AASI: You’ve described embodiment as a form of dissociation—and your work as an attempt to construct a body that feels inhabitable. Can you speak more to that tension?
ANOUSHA: Despite everything I’ve made, I still don’t feel like I have a body that fully belongs to me. But maybe that’s not the point. I think every body is made—culturally, politically, imaginatively. Mine is no exception.

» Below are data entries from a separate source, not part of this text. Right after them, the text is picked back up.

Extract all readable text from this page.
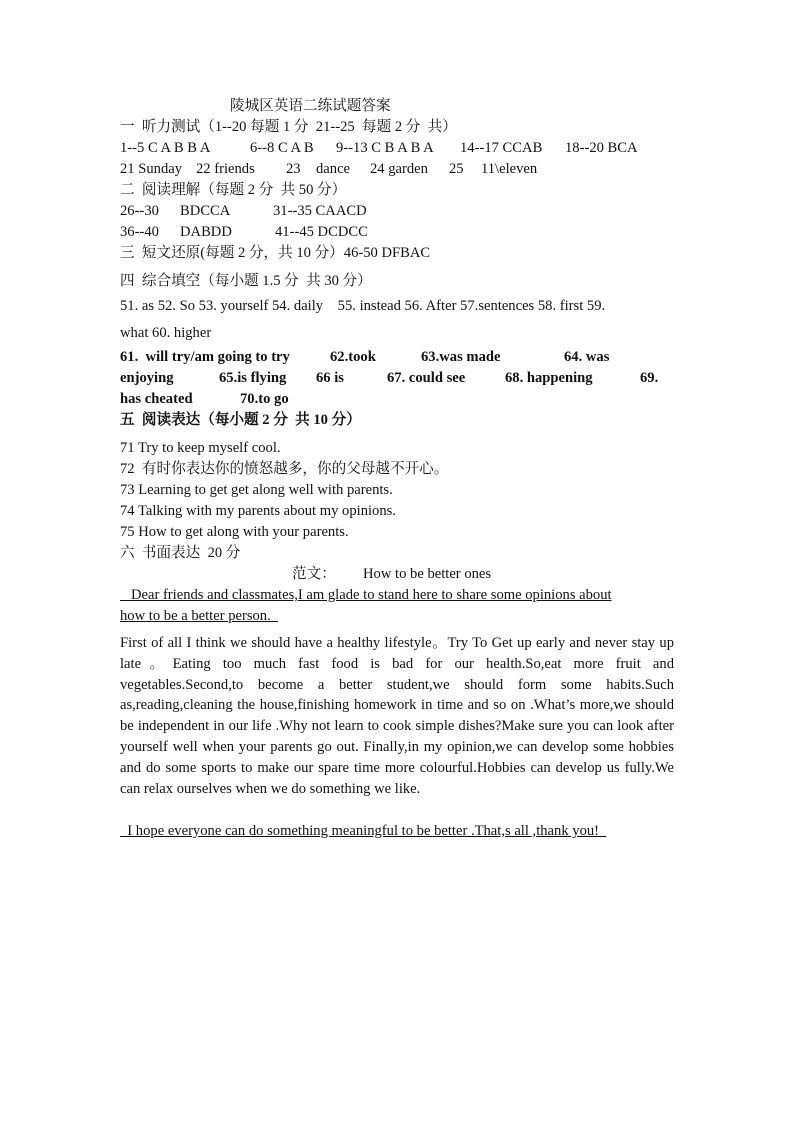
陵城区英语二练试题答案
一  听力测试（1--20 每题 1 分  21--25  每题 2 分  共）
1--5 C A B B A	6--8 C A B 9--13 C B A B A 14--17 CCAB 18--20 BCA
21 Sunday 22 friends 23 dance 24 garden 25 11\eleven
二  阅读理解（每题 2 分  共 50 分）
26--30 BDCCA	31--35 CAACD
36--40 DABDD	41--45 DCDCC
三  短文还原(每题 2 分，共 10 分）46-50 DFBAC
四  综合填空（每小题 1.5 分  共 30 分）
51. as 52. So 53. yourself 54. daily    55. instead 56. After 57.sentences 58. first 59.
what 60. higher
61.  will try/am going to try	62.took	63.was made	64. was
enjoying	65.is flying 66 is	67. could see	68. happening	69.
has cheated	70.to go
五  阅读表达（每小题 2 分  共 10 分）
71 Try to keep myself cool.
72  有时你表达你的愤怒越多，你的父母越不开心。
73 Learning to get get along well with parents.
74 Talking with my parents about my opinions.
75 How to get along with your parents.
六  书面表达  20 分
范文： How to be better ones
Dear friends and classmates,I am glade to stand here to share some opinions about
how to be a better person.
First of all I think we should have a healthy lifestyle。Try To Get up early and never stay up late。Eating too much fast food is bad for our health.So,eat more fruit and vegetables.Second,to become a better student,we should form some habits.Such as,reading,cleaning the house,finishing homework in time and so on .What’s more,we should be independent in our life .Why not learn to cook simple dishes?Make sure you can look after yourself well when your parents go out. Finally,in my opinion,we can develop some hobbies and do some sports to make our spare time more colourful.Hobbies can develop us fully.We can relax ourselves when we do something we like.
I hope everyone can do something meaningful to be better .That,s all ,thank you!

My work isn’t about reclaiming some “true” form. It’s about building a form I can live in, even if only temporarily. A body that can hold contradiction, softness, rupture. That’s what I mean by “inhabitable.” Not comfortable. Not natural. Just survivable.
AASI: In Iran, the body becomes a site of control. In exile, it becomes a site of projection. Where, if anywhere, does your body feel like it’s truly yours?
ANOUSHA: If anywhere, it’s in that unstable, swampy space I keep returning to. In Iran, I was surveilled. In Europe, I’m romanticized. Neither feels like mine. One punishes. The other consumes.
The in-between doesn’t offer safety, but it offers honesty. At least there, I can contradict myself and still be whole. I don’t have to choose between silence and spectacle. I can shapeshift.
AASI: You've spoken about matrilineal memory—about stories passed down through gesture and silence rather than language. How does that live in your work?
ANOUSHA: That’s the very core of it. A couple of years ago, I started spending summers in Iran again. It was right after the Woman, Life, Freedom uprising. And I started noticing this strange coherence—how my grandmother’s stories echoed those of my best friend’s mother, or my aunt, or my own body memories. They were different voices, but the structure underneath was the same.
That transmission doesn’t happen through words. It happens through flesh. Through breath. Through what is left unsaid. My work tries to hold that space.
AASI: You once said your archive would resemble a womb—not as a symbol of motherhood, but as something dense and ambiguous. Can you expand on that?
ANOUSHA: Yes. A womb—not in a romantic or maternal sense—but as a chamber. A dense, almost claustrophobic place. It holds things before they have names. Before they’re allowed to be.
My archive feels like that. Soft, internal, full of tension. It’s intimate—but not safe. Not everything that forms inside survives. But that’s also what makes it potent.